De l'autre côté, la tombe pyramidale avec des sculptures à la
Lovecraft et le comportement d'Elspeth et Tristan n'ont rien de très cohérent ou idoine. le fait que Tristan ressente à distance la mise en danger de son père ressemble à un dispositif narratif artificiel et gratuit. le bureau caché de Julian Demond derrière une paroi murale qui pivote relève d'un stéréotype infantile hérité des pulps.

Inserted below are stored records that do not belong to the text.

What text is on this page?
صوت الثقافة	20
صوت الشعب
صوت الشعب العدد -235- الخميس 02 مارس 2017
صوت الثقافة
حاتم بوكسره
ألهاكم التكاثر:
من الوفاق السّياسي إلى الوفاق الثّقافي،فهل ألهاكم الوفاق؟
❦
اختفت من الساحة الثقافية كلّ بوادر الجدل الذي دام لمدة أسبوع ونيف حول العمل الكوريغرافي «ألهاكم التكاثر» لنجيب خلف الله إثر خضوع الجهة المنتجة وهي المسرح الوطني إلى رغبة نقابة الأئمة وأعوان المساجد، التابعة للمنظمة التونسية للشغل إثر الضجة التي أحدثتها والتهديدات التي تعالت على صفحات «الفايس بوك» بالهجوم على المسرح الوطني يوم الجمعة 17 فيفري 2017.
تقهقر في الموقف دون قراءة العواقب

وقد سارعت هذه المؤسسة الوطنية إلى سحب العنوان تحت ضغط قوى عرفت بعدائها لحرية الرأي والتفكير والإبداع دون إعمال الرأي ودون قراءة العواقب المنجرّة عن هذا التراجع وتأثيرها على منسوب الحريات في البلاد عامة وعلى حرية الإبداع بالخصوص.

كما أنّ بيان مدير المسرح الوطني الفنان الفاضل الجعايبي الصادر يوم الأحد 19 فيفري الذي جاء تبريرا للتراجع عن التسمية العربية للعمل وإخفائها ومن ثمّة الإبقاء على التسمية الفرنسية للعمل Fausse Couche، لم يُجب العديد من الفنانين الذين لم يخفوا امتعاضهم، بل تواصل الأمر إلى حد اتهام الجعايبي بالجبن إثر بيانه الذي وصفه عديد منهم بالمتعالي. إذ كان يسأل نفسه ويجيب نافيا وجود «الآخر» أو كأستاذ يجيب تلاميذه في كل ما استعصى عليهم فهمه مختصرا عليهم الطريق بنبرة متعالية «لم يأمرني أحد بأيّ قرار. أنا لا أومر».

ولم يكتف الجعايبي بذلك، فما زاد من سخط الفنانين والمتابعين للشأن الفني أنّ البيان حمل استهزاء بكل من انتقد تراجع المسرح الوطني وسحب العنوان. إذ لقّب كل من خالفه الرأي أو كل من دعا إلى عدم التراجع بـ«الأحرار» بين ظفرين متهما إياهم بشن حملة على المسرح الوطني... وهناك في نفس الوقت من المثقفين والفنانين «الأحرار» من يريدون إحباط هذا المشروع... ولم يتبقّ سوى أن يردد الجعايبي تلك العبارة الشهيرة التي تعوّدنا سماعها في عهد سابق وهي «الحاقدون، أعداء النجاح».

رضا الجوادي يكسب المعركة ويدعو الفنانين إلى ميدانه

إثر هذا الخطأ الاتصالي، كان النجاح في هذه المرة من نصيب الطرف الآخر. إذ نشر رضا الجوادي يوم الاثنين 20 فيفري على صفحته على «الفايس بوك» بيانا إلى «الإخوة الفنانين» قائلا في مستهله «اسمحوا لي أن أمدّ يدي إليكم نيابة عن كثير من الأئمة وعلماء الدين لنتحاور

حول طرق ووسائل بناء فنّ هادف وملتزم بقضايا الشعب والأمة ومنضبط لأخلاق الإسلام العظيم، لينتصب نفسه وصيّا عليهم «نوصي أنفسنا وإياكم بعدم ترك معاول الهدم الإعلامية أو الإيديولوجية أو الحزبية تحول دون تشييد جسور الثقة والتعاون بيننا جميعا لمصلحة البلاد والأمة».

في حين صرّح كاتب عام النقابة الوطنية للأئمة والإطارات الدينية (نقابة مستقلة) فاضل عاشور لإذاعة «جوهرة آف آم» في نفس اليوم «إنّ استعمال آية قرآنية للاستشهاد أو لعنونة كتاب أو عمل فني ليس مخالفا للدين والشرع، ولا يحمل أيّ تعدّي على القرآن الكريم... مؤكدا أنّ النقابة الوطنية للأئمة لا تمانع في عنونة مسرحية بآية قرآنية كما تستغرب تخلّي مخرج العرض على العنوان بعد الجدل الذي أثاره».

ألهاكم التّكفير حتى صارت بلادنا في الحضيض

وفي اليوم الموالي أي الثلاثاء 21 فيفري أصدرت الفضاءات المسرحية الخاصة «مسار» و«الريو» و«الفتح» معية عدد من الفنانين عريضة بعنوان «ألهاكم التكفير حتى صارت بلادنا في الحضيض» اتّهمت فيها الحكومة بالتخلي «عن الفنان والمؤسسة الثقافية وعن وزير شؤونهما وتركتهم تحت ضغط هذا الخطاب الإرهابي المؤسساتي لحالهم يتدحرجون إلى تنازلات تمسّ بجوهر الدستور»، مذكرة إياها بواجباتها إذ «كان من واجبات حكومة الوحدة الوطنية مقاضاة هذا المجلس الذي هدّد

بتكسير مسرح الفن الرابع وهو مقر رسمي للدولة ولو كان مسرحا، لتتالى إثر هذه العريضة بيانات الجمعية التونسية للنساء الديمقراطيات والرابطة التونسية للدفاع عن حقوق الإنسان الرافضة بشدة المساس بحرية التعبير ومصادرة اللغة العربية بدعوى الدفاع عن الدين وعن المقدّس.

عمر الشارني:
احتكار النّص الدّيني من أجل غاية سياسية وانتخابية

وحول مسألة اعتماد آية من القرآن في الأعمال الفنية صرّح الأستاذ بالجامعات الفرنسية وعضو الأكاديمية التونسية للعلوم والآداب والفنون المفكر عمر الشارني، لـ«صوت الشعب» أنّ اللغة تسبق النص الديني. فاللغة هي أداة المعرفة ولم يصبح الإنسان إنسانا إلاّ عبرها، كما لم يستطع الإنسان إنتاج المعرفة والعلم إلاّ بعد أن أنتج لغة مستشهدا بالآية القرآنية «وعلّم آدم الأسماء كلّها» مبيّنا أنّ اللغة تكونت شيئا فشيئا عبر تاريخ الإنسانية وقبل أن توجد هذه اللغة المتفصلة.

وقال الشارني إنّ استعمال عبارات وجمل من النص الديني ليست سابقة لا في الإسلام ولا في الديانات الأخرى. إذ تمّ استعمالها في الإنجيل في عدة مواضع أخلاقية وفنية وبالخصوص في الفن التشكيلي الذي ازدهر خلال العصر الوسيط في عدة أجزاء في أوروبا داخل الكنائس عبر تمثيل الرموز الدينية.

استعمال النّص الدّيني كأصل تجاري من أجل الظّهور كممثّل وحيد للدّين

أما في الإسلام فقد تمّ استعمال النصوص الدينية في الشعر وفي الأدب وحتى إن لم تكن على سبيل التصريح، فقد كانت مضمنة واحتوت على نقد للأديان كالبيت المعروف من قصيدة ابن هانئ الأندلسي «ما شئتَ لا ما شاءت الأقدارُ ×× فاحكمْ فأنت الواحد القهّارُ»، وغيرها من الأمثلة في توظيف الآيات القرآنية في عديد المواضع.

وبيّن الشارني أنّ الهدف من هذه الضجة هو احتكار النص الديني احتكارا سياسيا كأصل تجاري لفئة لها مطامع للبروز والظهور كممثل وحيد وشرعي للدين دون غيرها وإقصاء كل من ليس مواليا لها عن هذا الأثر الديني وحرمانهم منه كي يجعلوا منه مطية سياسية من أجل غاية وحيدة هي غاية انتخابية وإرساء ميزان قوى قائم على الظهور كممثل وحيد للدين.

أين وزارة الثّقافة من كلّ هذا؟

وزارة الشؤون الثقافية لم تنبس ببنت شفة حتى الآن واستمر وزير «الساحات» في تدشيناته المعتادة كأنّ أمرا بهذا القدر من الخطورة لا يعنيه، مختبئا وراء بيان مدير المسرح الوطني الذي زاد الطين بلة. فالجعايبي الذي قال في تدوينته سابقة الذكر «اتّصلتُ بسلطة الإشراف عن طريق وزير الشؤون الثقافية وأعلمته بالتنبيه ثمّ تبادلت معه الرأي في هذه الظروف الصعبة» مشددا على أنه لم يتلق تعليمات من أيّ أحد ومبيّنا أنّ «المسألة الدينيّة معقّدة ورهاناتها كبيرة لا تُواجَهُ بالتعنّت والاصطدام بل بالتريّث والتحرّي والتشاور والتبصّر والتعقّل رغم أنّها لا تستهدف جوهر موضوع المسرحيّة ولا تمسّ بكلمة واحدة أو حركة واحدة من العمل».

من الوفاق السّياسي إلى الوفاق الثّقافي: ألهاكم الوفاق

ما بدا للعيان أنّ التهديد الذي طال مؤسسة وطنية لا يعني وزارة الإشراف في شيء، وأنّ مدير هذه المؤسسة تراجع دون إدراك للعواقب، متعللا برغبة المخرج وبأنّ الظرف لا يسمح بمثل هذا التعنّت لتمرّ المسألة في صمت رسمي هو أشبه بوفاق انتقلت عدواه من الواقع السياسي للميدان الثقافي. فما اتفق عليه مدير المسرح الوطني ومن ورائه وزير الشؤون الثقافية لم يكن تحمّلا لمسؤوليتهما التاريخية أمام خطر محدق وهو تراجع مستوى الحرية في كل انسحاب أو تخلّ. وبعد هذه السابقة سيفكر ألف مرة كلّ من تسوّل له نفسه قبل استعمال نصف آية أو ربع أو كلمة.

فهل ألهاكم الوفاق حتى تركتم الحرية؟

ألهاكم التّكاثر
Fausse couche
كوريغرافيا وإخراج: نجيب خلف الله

La tonalité de la narration du récit finit par emporter l'adhésion du lecteur. Barker et Miller dépeignent un dieu souhaitant être obéi au doigt et l'oeil, et être adoré sans condition. Il s'agit d'un dieu intransigeant et inaccessible à la raison. Parmi les scènes les plus réussies, il y a celle où il décide de supprimer quelques individus qui lui ont déplu, celle où il rencontre les puissants de ce monde (des chefs d'entreprise dans le domaine du divertissement), ou encore sa relecture (ou plutôt son décodage) de l'Ancien Testament (Sodome & Gomorrhe, le sacrifice d'Abraham).
Barker et Miller ne se lancent pas dans une réinterprétation moderne, comme à pu le faire
Douglas Rushkoff avec sa série "Testament" (à commencer par Akedah. Ils montrent en quoi la personnalité de Wick correspond à celle des écritures saintes. Ils racontent un récit catastrophe dans lequel les capacités surnaturelles de la déité ne s'apparentent pas à des superpouvoirs, et dans lequel sa nature divine s'exprime dans la radicalité de ses actions. Dieu est de retour, ses voies sont impénétrables ; par contre il va juger l'humanité.
Haemi Jang est une artiste coréenne qui a su trouver la bonne approche pour transcrire l'ambivalence du corps de Wick. Il dispose d'une morphologie parfaite, sans être bodybuildé, avec une composition chromatique qui atteste de sa condition divine, sans qu'il s'agisse d'un tourbillon pyrotechnique épuisant le lecteur par des millions de couleurs. Wick dispose d'une présence impressionnante dans chaque case où il apparaît, avec une apparence originale, sans point commun avec un homme âgé à la barbe blanche.
Haemi Jang a choisi une approche visuelle plutôt réaliste, sans énormément de détails. Chaque personnage dispose d'une morphologie spécifique, mais elle ne s'attache pas particulièrement aux tenues vestimentaires. Les expressions des visages sont adaptées, sans être très nuancées. Les environnements disposent d'une ou deux cases pour être établis en tant que décors, puis les arrières plans se simplifient, voire disparaissent (comme dans beaucoup de comics). L'attention portée aux compositions chromatiques et la pertinence des décors évitent que le lecteur ressente une impression d'enfilade de personnages se déplaçant sur une scène vide de décors. Globalement,
Haemi Jang réussit à immerger le lecteur dans l'environnement dans lequel évoluent les personnages.
Clive Barker,
Mark Miller et
Haemi Jang créent un récit original dans lequel Dieu foule à nouveau la Terre. Il a pour objectif de réinstaurer son règne, tout en jugeant les êtres humains, leur société et leur civilisation. La composante horrifique est bien présente, avec des facettes originales, rehaussées par des dessins compétents ayant la capacité de donner corps à cette déité inhumaine.